I am using Azure Cognitive Service to generate audio files, and I would like to get speech marks for the generated audio. As per the following link, WordBoundary event should give me the data I am looking for.
https://learn.microsoft.com/en-us/dotnet/api/microsoft.cognitiveservices.speech.speechsynthesizer.wordboundary?view=azure-dotnet
https://learn.microsoft.com/en-us/dotnet/api/microsoft.cognitiveservices.speech.speechsynthesiswordboundaryeventargs?view=azure-dotnet
Additionally, I have found a sample which gives explanation on how to bind the event and get speech marks using WordBoundary method.
https://github.com/Azure-Samples/cognitive-services-speech-sdk/blob/master/samples/csharp/sharedcontent/console/speech_synthesis_samples.cs
Method name: SynthesisWordBoundaryEventAsync
Based on this, I have created Azure function to return required data, however the WordBoundary event is not firing.

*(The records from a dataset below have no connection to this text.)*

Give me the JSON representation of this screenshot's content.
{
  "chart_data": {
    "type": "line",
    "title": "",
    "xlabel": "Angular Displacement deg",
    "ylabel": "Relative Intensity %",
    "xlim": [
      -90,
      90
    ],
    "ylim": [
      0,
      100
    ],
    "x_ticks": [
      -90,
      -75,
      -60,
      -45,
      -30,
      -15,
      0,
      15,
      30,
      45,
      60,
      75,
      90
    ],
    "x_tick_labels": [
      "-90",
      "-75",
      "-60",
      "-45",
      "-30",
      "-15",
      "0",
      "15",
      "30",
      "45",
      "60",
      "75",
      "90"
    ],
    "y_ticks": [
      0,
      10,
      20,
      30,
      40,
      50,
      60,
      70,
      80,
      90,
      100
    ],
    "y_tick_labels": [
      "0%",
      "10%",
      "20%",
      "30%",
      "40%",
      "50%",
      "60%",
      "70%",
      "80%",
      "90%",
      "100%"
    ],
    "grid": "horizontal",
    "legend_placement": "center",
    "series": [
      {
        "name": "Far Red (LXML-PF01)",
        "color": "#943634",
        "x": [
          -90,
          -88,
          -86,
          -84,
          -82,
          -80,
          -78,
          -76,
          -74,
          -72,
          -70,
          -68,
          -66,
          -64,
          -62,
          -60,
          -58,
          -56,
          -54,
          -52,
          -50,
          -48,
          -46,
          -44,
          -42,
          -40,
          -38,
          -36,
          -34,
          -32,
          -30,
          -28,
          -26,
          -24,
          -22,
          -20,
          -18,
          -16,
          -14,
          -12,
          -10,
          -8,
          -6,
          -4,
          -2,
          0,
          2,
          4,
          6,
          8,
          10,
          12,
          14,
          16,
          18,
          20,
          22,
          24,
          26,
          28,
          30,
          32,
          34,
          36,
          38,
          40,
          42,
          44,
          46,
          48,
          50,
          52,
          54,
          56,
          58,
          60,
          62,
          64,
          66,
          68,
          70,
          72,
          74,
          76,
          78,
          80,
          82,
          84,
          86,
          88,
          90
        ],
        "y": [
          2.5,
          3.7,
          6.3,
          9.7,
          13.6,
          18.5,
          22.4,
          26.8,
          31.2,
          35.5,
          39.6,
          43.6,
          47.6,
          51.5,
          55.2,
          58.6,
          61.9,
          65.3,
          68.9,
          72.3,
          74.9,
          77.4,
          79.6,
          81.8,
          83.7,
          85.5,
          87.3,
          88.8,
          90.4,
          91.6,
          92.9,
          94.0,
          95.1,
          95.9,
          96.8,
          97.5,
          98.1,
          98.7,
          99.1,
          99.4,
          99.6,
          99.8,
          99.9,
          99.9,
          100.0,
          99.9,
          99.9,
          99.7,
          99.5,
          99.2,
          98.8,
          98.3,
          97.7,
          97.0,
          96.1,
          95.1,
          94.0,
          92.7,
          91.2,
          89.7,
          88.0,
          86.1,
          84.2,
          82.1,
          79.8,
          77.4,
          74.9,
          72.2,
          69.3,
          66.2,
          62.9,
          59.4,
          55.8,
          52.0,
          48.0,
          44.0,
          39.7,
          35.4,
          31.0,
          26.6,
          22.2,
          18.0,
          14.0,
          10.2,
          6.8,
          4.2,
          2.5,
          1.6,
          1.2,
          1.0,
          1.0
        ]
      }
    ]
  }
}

Only difference I see that the sample code seems to be created for Console App and I am trying to use Azure function.
Any feedback would be helpful.
Here is my updated function based on a sample provided on GitHub.
text = text for given specific language to generate audio file
config = azure service config with given language and voice type settings.
private static async Task SynthesisWordBoundaryEventAsync(string text, SpeechConfig config)
{
// Creates a speech synthesizer with a null output stream.
// This means the audio output data will not be written to any stream.
// You can just get the audio from the result.
using (var synthesizer = new SpeechSynthesizer(config, null as AudioConfig))
{
// Subscribes to word boundary event
synthesizer.WordBoundary += (s, e) =>
{
// The unit of e.AudioOffset is tick (1 tick = 100 nanoseconds), divide by 10,000 to convert to milliseconds.
Console.WriteLine($"Word boundary event received. Audio offset: " +
$"{(e.AudioOffset + 5000) / 10000}ms, text offset: {e.TextOffset}, word length: {e.WordLength}.");
};
using (var result = await synthesizer.SpeakTextAsync(text))
{
if (result.Reason == ResultReason.SynthesizingAudioCompleted)
{
Console.WriteLine($"Speech synthesized for text .");
var audioData = result.AudioData;
Console.WriteLine($"{audioData.Length} bytes of audio data received for text [{text}]");
}
else if (result.Reason == ResultReason.Canceled)
{
var cancellation = SpeechSynthesisCancellationDetails.FromResult(result);
Console.WriteLine($"CANCELED: Reason={cancellation.Reason}");
if (cancellation.Reason == CancellationReason.Error)
{
Console.WriteLine($"CANCELED: ErrorCode={cancellation.ErrorCode}");
Console.WriteLine($"CANCELED: ErrorDetails=[{cancellation.ErrorDetails}]");
Console.WriteLine($"CANCELED: Did you update the subscription info?");
}
}
}
}
}
Thanks,
Samir